Hillary Clinton has been heavily criticized by voters and her opponent Bernie Sanders for continually dodging questions about hot button environmental issues such as the Keystone XL pipeline, fracking and Arctic drilling. Clinton, however, did declare in her first major campaign speech that climate change "is one of the defining threats of our time" and released a climate and energy plan Monday.

Now, on a New Hampshire television station yesterday, the former secretary of state expressed her "doubts" about drilling for oil in the Arctic Ocean.

And, earlier in the day at a town hall meeting in New Hampshire, when asked whether as president she would sign a bill in favor of allowing the Keystone XL pipeline, she replied, "This is President Obama’s decision and I am not going to second guess him. Because I was in a position to set this in motion and I do not think that would be the right thing to do. So I want to wait see what he and Secretary Kerry decide. If it’s undecided when I become president, I will answer your question.” 

In her response to Arctic drilling, she broke with the Obama administration saying, "I have doubts about whether we should continue drilling in the Arctic. And I don’t think it is a necessary part of our overall clean energy climate change agenda. I will be talking about drilling in general but I am skeptical about whether we should give the go ahead to drill in the Arctic.”

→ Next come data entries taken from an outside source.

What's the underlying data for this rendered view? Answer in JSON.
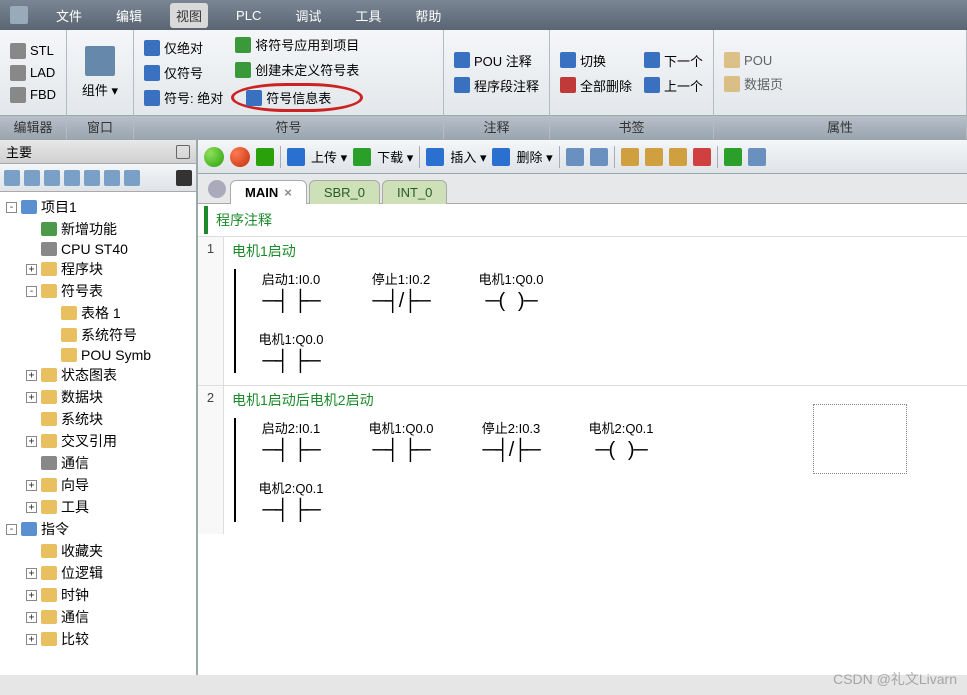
{
  "menubar": {
    "items": [
      "文件",
      "编辑",
      "视图",
      "PLC",
      "调试",
      "工具",
      "帮助"
    ],
    "active_index": 2
  },
  "ribbon": {
    "groups": [
      {
        "label": "编辑器",
        "items": [
          {
            "icon": "stl-icon",
            "text": "STL"
          },
          {
            "icon": "lad-icon",
            "text": "LAD"
          },
          {
            "icon": "fbd-icon",
            "text": "FBD"
          }
        ]
      },
      {
        "label": "窗口",
        "items": [
          {
            "icon": "component-icon",
            "text": "组件",
            "big": true,
            "dropdown": true
          }
        ]
      },
      {
        "label": "符号",
        "cols": [
          [
            {
              "icon": "vbx-icon",
              "text": "仅绝对"
            },
            {
              "icon": "vbx-icon",
              "text": "仅符号"
            },
            {
              "icon": "vbx-icon",
              "text": "符号: 绝对"
            }
          ],
          [
            {
              "icon": "apply-icon",
              "text": "将符号应用到项目"
            },
            {
              "icon": "create-icon",
              "text": "创建未定义符号表"
            },
            {
              "icon": "info-icon",
              "text": "符号信息表",
              "circled": true
            }
          ]
        ]
      },
      {
        "label": "注释",
        "cols": [
          [
            {
              "icon": "pou-comment-icon",
              "text": "POU 注释"
            },
            {
              "icon": "net-comment-icon",
              "text": "程序段注释"
            }
          ]
        ]
      },
      {
        "label": "书签",
        "cols": [
          [
            {
              "icon": "toggle-icon",
              "text": "切换"
            },
            {
              "icon": "delete-all-icon",
              "text": "全部删除"
            }
          ],
          [
            {
              "icon": "next-icon",
              "text": "下一个"
            },
            {
              "icon": "prev-icon",
              "text": "上一个"
            }
          ]
        ]
      },
      {
        "label": "属性",
        "cols": [
          [
            {
              "icon": "pou-icon",
              "text": "POU"
            },
            {
              "icon": "datapage-icon",
              "text": "数据页"
            }
          ]
        ]
      }
    ]
  },
  "sidebar": {
    "title": "主要",
    "tree": [
      {
        "level": 0,
        "exp": "-",
        "icon": "blue",
        "text": "项目1"
      },
      {
        "level": 1,
        "exp": "",
        "icon": "green",
        "text": "新增功能"
      },
      {
        "level": 1,
        "exp": "",
        "icon": "gray",
        "text": "CPU ST40"
      },
      {
        "level": 1,
        "exp": "+",
        "icon": "yellow",
        "text": "程序块"
      },
      {
        "level": 1,
        "exp": "-",
        "icon": "yellow",
        "text": "符号表"
      },
      {
        "level": 2,
        "exp": "",
        "icon": "yellow",
        "text": "表格 1"
      },
      {
        "level": 2,
        "exp": "",
        "icon": "yellow",
        "text": "系统符号"
      },
      {
        "level": 2,
        "exp": "",
        "icon": "yellow",
        "text": "POU Symb"
      },
      {
        "level": 1,
        "exp": "+",
        "icon": "yellow",
        "text": "状态图表"
      },
      {
        "level": 1,
        "exp": "+",
        "icon": "yellow",
        "text": "数据块"
      },
      {
        "level": 1,
        "exp": "",
        "icon": "yellow",
        "text": "系统块"
      },
      {
        "level": 1,
        "exp": "+",
        "icon": "yellow",
        "text": "交叉引用"
      },
      {
        "level": 1,
        "exp": "",
        "icon": "gray",
        "text": "通信"
      },
      {
        "level": 1,
        "exp": "+",
        "icon": "yellow",
        "text": "向导"
      },
      {
        "level": 1,
        "exp": "+",
        "icon": "yellow",
        "text": "工具"
      },
      {
        "level": 0,
        "exp": "-",
        "icon": "blue",
        "text": "指令"
      },
      {
        "level": 1,
        "exp": "",
        "icon": "yellow",
        "text": "收藏夹"
      },
      {
        "level": 1,
        "exp": "+",
        "icon": "yellow",
        "text": "位逻辑"
      },
      {
        "level": 1,
        "exp": "+",
        "icon": "yellow",
        "text": "时钟"
      },
      {
        "level": 1,
        "exp": "+",
        "icon": "yellow",
        "text": "通信"
      },
      {
        "level": 1,
        "exp": "+",
        "icon": "yellow",
        "text": "比较"
      }
    ]
  },
  "toolbar": {
    "upload": "上传",
    "download": "下载",
    "insert": "插入",
    "delete": "删除"
  },
  "tabs": {
    "items": [
      {
        "label": "MAIN",
        "active": true,
        "closable": true
      },
      {
        "label": "SBR_0",
        "sub": true
      },
      {
        "label": "INT_0",
        "sub": true
      }
    ]
  },
  "program": {
    "header": "程序注释",
    "networks": [
      {
        "num": "1",
        "title": "电机1启动",
        "rows": [
          [
            {
              "label": "启动1:I0.0",
              "sym": "─┤ ├─"
            },
            {
              "label": "停止1:I0.2",
              "sym": "─┤/├─"
            },
            {
              "label": "电机1:Q0.0",
              "sym": "─(   )─"
            }
          ],
          [
            {
              "label": "电机1:Q0.0",
              "sym": "─┤ ├─"
            }
          ]
        ]
      },
      {
        "num": "2",
        "title": "电机1启动后电机2启动",
        "rows": [
          [
            {
              "label": "启动2:I0.1",
              "sym": "─┤ ├─"
            },
            {
              "label": "电机1:Q0.0",
              "sym": "─┤ ├─"
            },
            {
              "label": "停止2:I0.3",
              "sym": "─┤/├─"
            },
            {
              "label": "电机2:Q0.1",
              "sym": "─(   )─"
            }
          ],
          [
            {
              "label": "电机2:Q0.1",
              "sym": "─┤ ├─"
            }
          ]
        ]
      }
    ]
  },
  "watermark": "CSDN @礼文Livarn"
}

Clinton's remarks were praised by Sierra Club′s Executive Director Michael Brune, who said, "Secretary Clinton is absolutely right: allowing dangerous oil drilling in the Arctic is toxic to any clean energy and climate action legacy. Letting oil companies use unproven technology to extract dirty fuels in one of the world’s most pristine areas is a recipe for disaster that goes against science, the will of the people and common sense.”

Groups such as Sierra Club and Greenpeace have staged numerous protests in response to the Obama administration's decision to allow Shell to drill in the Arctic. Just today, 13 activists suspended themselves from a bridge in Portland, Oregon to block one of Shell's vessels from leaving port for Alaskan waters.